Number Sixteen Stillness


16

mist over a gray pond
each breath fades away
no one is here

Lesson # 16

Breathe in . . . release.
With each breath
let go of more and more.
As you become empty,
you see everything
being born, living, passing away.
When you were full of yourself
you grasped, stumbled,
and suffered.
But empty, you are everything,
and even in death
you are unafraid,
because you cannot lose
that which is most fundamental
and most precious.
From: 81 Lessons from the Tao Te Ching

Number Sixteen: Stillness

Gently, with each breath
let go of thoughts
Gently, with each breath
let go of feelings
Gently, with each breath, empty everything out
Find your stillness

When you are not full of yourself
you are free to see everything around you being born living dying
returning to the soil and to the source from which it came
After a life of activity everything returns to stillness

This is the way of nature
when you touch into that still source within you
you can find peace

Without that awareness you throw yourself at life
You stumble and suffer

With inner peace you can afford to be non-judgmental kind tolerant and gentle
and when Death comes to your body you do not have to be afraid
because you cannot lose
that which is most precious

NUMBER SIXTEEN

To arrive at ultimate quietness
Steadfastly maintain repose.
All creatures together have form;
I see them return again to their root.
The Master creatures come to perfect form,
Continuously they return to their root.
Continuous return to the root is called repose,
Repose is called the law of return,
The law of return is called eternity.
To know eternity is called illumination.
To ignore eternity is to draw misfortune on oneself,
To know eternity is to be great of Soul,
To be great of soul is to be a ruler,
To be a ruler is to be greater than all,
To be greater than all is to be conscious of Life,
To be conscious of Life is to endure.
The body shall disappear but not decay.

Isabella Mears, The Tao Teh King, A Tentative Translation from the Chinese, William McLellan, Glascow, 1916.
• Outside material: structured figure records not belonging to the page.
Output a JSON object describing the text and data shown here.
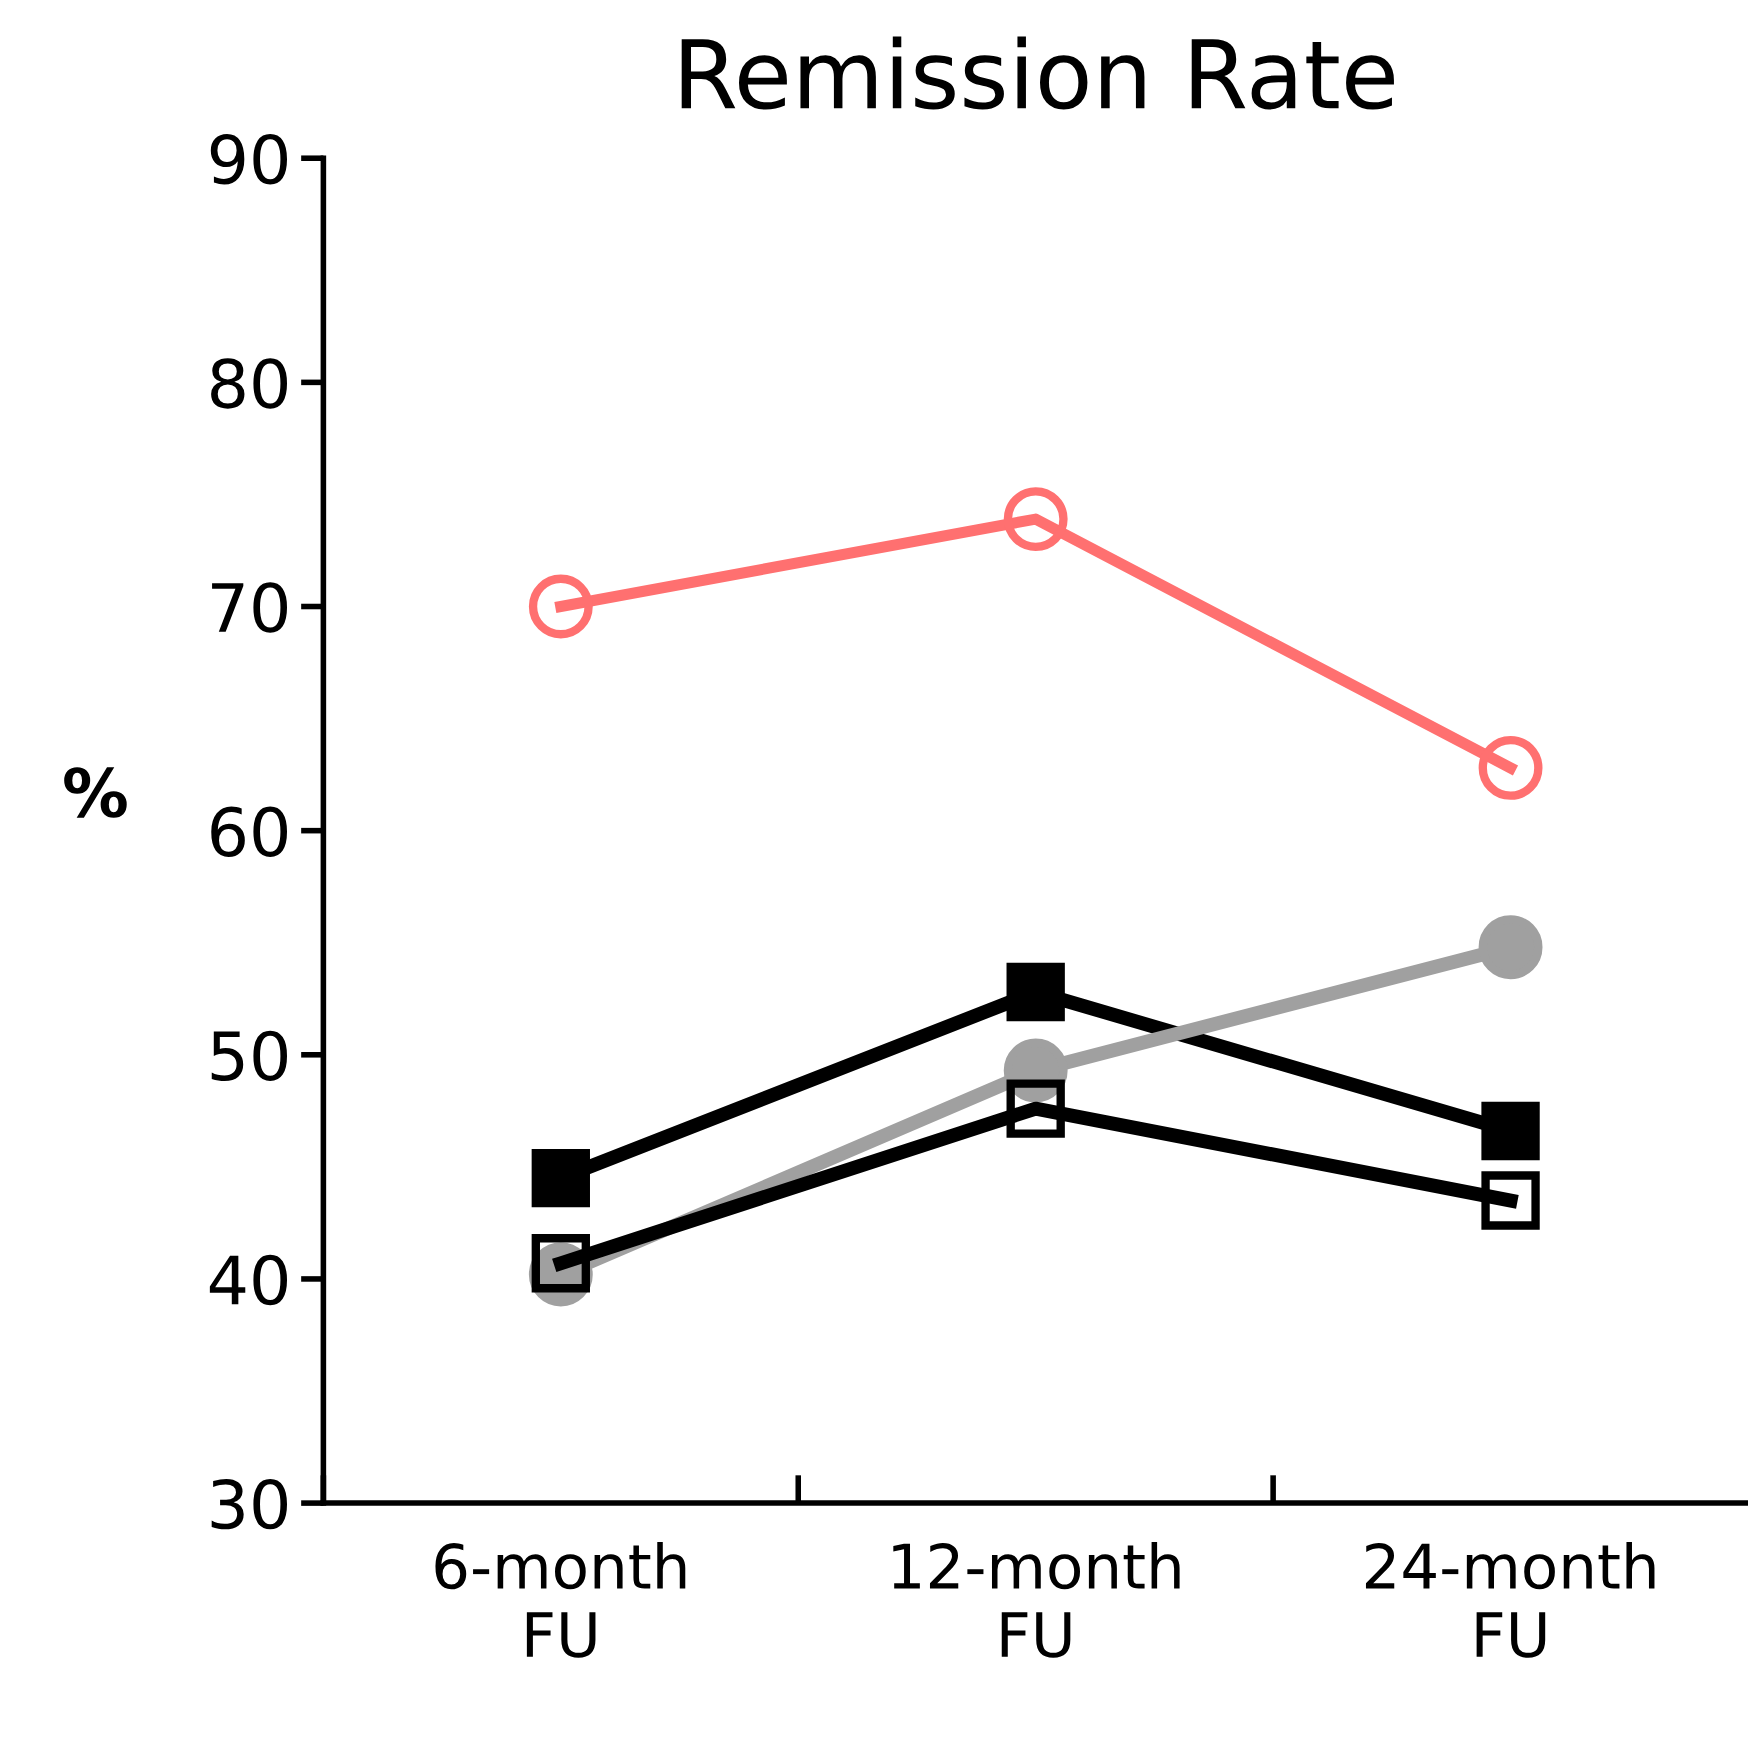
{
  "chart_data": {
    "type": "line",
    "title": "Remission Rate",
    "ylabel": "%",
    "categories": [
      "6-month\nFU",
      "12-month\nFU",
      "24-month\nFU"
    ],
    "series": [
      {
        "color": "#ff7070",
        "values": [
          70,
          73.9,
          62.8
        ],
        "marker": "circle"
      },
      {
        "color": "#000000",
        "values": [
          44.5,
          52.8,
          46.6
        ],
        "marker": "square"
      },
      {
        "color": "#000000",
        "values": [
          40.7,
          47.6,
          43.5
        ],
        "marker": "square"
      },
      {
        "color": "#a0a0a0",
        "values": [
          40.2,
          49.3,
          54.8
        ],
        "marker": "circle"
      }
    ],
    "ylim": [
      30,
      90
    ],
    "yticks": [
      30,
      40,
      50,
      60,
      70,
      80,
      90
    ],
    "grid": false,
    "legend": false
  }
}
Number Sixteen (commentary) How can we face our death without overwhelming fear?

It helps if you have a practice in which you seek to quiet your thoughts, that intrusive, internal, ongoing conversation going on inside your mind.
Learn to soothe your emotional conflicts, knowing that right now, in this present moment, there is nothing to be done about them. Turn down the volume in that cacophony going on in your mind. Then you are on the road towards inner peace.
Breathe.
Tangent and Tool # 16, Thoughts on what is eternal: A question and a reflection: “How am I facing my eventual death?” There is so much to learn when we deeply take in the cycle of birth, growth, decay, death, knowing it also applies to our precious body. Dealing with this issue often inspires folks to embark on a spiritual path. Over time you may sense that there is an awareness inside of you that is not just your ego, something that is hard to describe, but that is more fundamental than your identity. And, when you are looking out from those eyes, you see all life revolving in a cycle: fertilization, birth, development, aging, death and finally, the return to the Earth and to the source. That is the cycle of your body. But you are more than the shell that carries you around. You are the thing that lights up a newborn’s eyes, that gives you awareness even at your body’s last breath, the light that existed before Creation. This thing Lao Tsu called the Tao is vast, eternal and awake, and you carry a drop of it in your small cup of an impermanent body. That spark can never die.